How do we instruct the machines to perform extractive summarization? The authors mentioned about two representations: topic and indicator. In topic representations, frequencies, tf-idf, latent semantic indexing (LSI), or topic models (such as latent Dirichlet allocation, LDA) are used. However, simply extracting these sentences out with these algorithms may not generate a readable summary. Employment of knowledge bases or considering contexts (from web search, e-mail conversation threads, scientific articles, author styles etc.) are useful.
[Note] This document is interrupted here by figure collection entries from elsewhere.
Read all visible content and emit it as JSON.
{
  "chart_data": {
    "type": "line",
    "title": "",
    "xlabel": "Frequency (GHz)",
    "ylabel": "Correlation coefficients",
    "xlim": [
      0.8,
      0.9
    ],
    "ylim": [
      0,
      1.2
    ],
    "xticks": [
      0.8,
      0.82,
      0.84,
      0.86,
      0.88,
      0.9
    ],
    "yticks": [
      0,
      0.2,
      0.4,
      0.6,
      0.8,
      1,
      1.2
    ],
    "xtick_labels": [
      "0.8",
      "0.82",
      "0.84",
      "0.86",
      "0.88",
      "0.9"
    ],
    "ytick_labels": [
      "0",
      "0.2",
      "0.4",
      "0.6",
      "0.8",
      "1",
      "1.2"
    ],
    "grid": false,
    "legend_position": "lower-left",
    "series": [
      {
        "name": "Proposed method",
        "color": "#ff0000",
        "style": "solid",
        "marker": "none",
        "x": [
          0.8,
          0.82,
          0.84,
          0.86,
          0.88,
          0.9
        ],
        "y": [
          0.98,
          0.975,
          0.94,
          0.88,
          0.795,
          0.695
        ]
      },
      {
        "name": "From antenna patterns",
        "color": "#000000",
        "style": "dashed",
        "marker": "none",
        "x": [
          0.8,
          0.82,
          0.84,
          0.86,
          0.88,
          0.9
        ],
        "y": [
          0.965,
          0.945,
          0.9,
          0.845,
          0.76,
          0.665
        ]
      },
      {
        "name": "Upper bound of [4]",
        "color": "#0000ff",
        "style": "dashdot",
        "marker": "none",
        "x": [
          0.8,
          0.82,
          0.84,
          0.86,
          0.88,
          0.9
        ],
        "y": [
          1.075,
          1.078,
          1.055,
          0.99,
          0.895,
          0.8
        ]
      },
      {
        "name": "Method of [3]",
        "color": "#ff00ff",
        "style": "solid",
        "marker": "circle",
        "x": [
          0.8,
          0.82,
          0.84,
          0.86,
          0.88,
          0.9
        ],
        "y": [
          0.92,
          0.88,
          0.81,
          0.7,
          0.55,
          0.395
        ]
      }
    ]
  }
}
In indicator representation, the authors mentioned the graph methods, inspired by PageRank. (see this) “Sentences form vertices of the graph and edges between the sentences indicate how similar the two sentences are.” And the key sentences are identified with ranking algorithms. Of course, machine learning methods can be used too.

Evaluation on the performance on text summarization is difficult. Human evaluation is unavoidable, but with manual approaches, some statistics can be calculated, such as ROUGE.